Olanda. Oggi alle urne con lo spettro del populismo

Si vota, gli indecisi sono al 40%. I sondaggi indicano un testa a testa tra il candidato dell’estrema destra Wilders e il premier liberale uscente Rutte

(da Avvenire) Una campagna elettorale già dominata dal tema dell’immigrazione e dall’ascesa dell’estrema destra xenofoba di Geert Wilders ha subito un colpo forte dalla crisi diplomatica con la Turchia. L’Olanda vota oggi per le legislative in un clima surreale. Mai la solitamente sonnacchiosa politica olandese avrebbe immaginato di trovarsi al centro delle attenzioni internazionali. E invece, da una parte il vento del populismo che soffia impetuoso anche sui mulini a vento – un’eventuale vittoria di Wilders sarebbe il terzo colpo in questa direzione dopo la Brexit e la vittoria di Trump negli Usa – dall’altra le infuocate tensioni con Ankara hanno acceso i riflettori del mondo su questo spicchio d’Europa. La media degli ultimi sondaggi dà un sostanziale testa a testa tra il Partito per la libertà (Pvv) dello stesso Wilders e i liberali del Vvd del premier uscente Mark Rutte. Secondo tre rilevamenti, Rutte otterrà il 17%, equivalente a 24-28 dei 150 seggi della Camera bassa, mentre Wilders arriverebbe a 22-24 seggi. Ma l’alto numero di indecisi, attorno al 40%, rende difficile fare previsioni. Di più: non tutte le rilevazioni hanno “pesato” in egual maniera la crisi con la Turchia, durante la quale il premier uscente, a cui molti avevano già attribuito una virata a destra in campagna elettorale, ha mostrato una fermezza che potrebbe ripagarlo.
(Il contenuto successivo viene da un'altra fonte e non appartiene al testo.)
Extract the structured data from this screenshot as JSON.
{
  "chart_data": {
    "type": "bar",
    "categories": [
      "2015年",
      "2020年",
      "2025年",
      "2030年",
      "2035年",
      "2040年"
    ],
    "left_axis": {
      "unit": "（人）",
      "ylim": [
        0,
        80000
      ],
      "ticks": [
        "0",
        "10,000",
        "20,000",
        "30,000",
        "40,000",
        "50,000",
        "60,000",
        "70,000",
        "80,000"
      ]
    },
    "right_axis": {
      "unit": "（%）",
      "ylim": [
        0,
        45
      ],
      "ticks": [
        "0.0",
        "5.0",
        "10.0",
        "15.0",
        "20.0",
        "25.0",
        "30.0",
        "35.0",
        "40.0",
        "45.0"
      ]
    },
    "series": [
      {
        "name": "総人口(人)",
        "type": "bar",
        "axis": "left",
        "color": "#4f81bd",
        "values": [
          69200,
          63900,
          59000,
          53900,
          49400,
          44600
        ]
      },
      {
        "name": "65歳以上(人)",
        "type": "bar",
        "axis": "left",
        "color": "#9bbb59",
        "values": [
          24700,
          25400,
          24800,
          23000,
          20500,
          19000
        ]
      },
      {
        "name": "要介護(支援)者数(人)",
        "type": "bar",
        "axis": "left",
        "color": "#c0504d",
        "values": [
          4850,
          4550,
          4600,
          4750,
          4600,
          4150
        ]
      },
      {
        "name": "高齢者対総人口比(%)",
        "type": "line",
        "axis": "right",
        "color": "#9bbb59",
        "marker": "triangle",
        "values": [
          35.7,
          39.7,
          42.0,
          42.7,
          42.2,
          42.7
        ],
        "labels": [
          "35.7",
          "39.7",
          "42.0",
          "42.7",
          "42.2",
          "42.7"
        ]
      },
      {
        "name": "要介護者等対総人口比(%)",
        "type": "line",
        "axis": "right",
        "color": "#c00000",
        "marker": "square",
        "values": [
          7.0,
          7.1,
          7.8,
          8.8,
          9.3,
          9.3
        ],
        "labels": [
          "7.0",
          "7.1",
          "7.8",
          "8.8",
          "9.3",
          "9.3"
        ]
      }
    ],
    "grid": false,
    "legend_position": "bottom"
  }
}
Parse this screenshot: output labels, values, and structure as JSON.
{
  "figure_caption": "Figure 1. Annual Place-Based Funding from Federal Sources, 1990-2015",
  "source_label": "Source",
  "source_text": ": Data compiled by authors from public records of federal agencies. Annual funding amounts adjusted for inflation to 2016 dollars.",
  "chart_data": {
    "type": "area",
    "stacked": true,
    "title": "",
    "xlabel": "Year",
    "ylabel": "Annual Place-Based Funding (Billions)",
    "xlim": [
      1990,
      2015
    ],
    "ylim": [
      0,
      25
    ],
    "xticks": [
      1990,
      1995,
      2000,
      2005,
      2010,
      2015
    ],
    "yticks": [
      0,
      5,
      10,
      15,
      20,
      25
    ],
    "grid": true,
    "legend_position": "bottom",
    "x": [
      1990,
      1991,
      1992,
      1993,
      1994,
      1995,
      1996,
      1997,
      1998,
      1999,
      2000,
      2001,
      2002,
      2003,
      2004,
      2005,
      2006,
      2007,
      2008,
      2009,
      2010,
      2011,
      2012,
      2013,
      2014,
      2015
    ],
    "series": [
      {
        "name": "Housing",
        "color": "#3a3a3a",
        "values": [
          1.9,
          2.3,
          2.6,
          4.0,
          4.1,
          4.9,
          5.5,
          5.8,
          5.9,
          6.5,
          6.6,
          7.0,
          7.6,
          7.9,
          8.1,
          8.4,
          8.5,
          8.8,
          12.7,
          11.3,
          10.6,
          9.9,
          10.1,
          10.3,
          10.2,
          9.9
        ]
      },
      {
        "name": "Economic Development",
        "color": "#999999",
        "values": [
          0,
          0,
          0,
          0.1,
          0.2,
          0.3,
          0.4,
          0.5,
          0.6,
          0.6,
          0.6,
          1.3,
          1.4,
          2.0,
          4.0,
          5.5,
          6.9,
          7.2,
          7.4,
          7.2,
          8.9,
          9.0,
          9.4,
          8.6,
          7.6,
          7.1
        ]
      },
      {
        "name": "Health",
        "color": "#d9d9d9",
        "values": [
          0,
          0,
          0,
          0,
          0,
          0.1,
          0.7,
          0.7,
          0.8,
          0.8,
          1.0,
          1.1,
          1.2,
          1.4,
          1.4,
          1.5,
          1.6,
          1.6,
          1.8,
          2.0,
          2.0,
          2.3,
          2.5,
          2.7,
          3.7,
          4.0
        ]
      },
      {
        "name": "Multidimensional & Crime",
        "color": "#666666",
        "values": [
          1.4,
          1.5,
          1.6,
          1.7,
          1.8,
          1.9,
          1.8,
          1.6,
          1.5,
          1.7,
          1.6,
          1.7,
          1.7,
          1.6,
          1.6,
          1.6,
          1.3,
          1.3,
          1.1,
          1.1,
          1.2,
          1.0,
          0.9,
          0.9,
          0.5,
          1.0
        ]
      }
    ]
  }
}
Non solo: un sondaggio pubblicato da IeO Research vede in continua ascesa la Sinistra Verde guidata dal trentenne Jesse Klaver, che potrebbe quadruplicare la sua presenza in Parlamento e puntare addirittura al secondo posto. Quasi tutti i principali partiti sono comunque vicini, inclusi i cristiano-democratici, mentre a subire il crollo dovrebbero essere i laburisti, che pagherebbero l’austerity di questi anni di grande coalizione con Rutte. I seggi chiuderanno alle 21 e lo spoglio avverrà rigorosamente a mano, per paura dell’infiltrazione di hacker nella procedura. Ieri sera i leader degli otto principali partiti si sono ritrovati all’Aja per l’ultimo dibattito tv. Ma già lunedì c’era stato il clou, con lo scontro diretto Rutte-Wilders. «Si può dire che queste elezioni siano i quarti di finale per impedire al cattivo populismo di vincere. Le semifinali sono in Francia ad aprile e, in seguito, la finale in Germania a settembre», ha avvertito il premier. «Se volete che il denaro vada ai richiedenti asilo, a Bruxelles e in Africa, piuttosto che a voi stessi, votate per il partito di Rutte» ha replicato Wilders, che ha promesso di chiudere le frontiere agli immigrati, di vietare la vendita del Corano e di chiudere tutte le moschee, oltre a paventare l’uscita dall’Ue. Wilders sta cercando di sfruttare la tensione con Ankara per dimostrare come decenni di tolleranza verso l’immigrazione di massa e il multiculturalismo abbiano prodotto solo disastri nella società olandese. Rutte, da parte sua, può vantare risultati come la crescita del Pil al 2,1% e una disoccupazione scesa al 5%. Di più: può sostenere di non aver ceduto ad Erdogan, da lui definito ancora ieri «un nauseabondo falsificatore della storia» per le accuse del presidente turco su Srebrenica. Certo è che tutti i principali partiti hanno escluso di allearsi con Wilders dopo il voto, di fatto isolandolo. Probabile che, stante la frammentazione del voto, siano necessarie settimane di trattative per formare una coalizione di almeno quattro o cinque partiti che abbia una maggioranza. Al leader populista, però, tutto ciò pare importare poco. Per ora vuole solo arrivare primo e spera nell’«effetto Trump». Anche se in passato più volte in Olanda l’ondata populista dei sondaggi ha finito per sgonfiarsi nel segreto dell’urna.